Pyrolytic carbon (PyC) is extensively used in industrial processes as composite matrices or coatings. It is obtained by thermally decomposing a gaseous carbon precursor (typically methane, but other hydrocarbons are used as well) and then allowing the carbon moieties produced to deposit either within a preform (chemical vapor infiltration - CVI) or onto a surface (chemical vapor deposition - CVD). When nanosized objects such as single carbon nanotubes are used as substrates for the deposition of PyC generated by time-of-flight CVD (a CVD process in which the time given to the carbon moieties to recombine is a key parameter, along with others such as temperature, time of dwell, gas feedstock composition), a variety of nanosized, complex morphologies can form. Among them, carbon cones with nanosized apex can be obtained. Aside the cones, micrometer-sized carbon beads or fibre segments are deposited meanwhile which are a key morphological component for allowing handling and mounting the carbon cones and then using them for various applications. Based on both the literature dealing with pyrolytic carbon deposition processes and experimental observations, a specific deposition mechanism is proposed, involving (1) the creation of carbon species as radicals resulting from the thermal cracking, and (2) the transient formation of pitch-like liquid phase (i.e., containing polyaromatic hydrocarbons – PAHs) droplets resulting from the more or less extensive recombination of the products from the cracking.
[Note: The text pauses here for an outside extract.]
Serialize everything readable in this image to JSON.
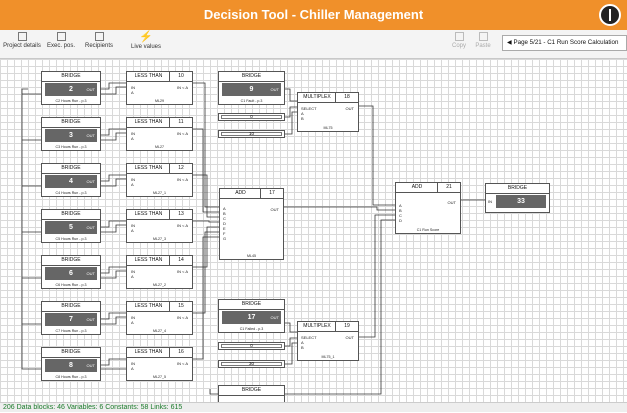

Both radicals and droplets compete to deposit onto the individual carbon nanotubes. The former are mostly responsible for the growth of the cones, while the latter are mostly responsible for the growth of the carbon beads or fiber segments. In this picture, it is believed that a key parameter for the combined formation of the cone + bead/fiber segment to occur is the ratio between the droplet and the nanotube diameters, respectively. A full investigation of the structure, inner texture, et nanotexture by high resolution transmission electron microscopy is reported, which allows interesting mechanical and conducting properties to be predicted. Correspondingly, applications of the carbon nanocones as electron emitters for cold-field electron sources on the one hand, and as probes for various modes of near-field microscopy on the other hand, have been tested.
Audience take away:
• Audience will learn about how nanosize matters in pyrolytic carbon deposition mechanisms
• Audience will discover the outstanding benefits obtained from using graphene-based cones as electron emitters with respect to any other electron emitter on market, including carbon nanotubes.
• Audience will discover how graphene-based cones can be multi-mode probes for a variety of near-field scanning probe microscopies.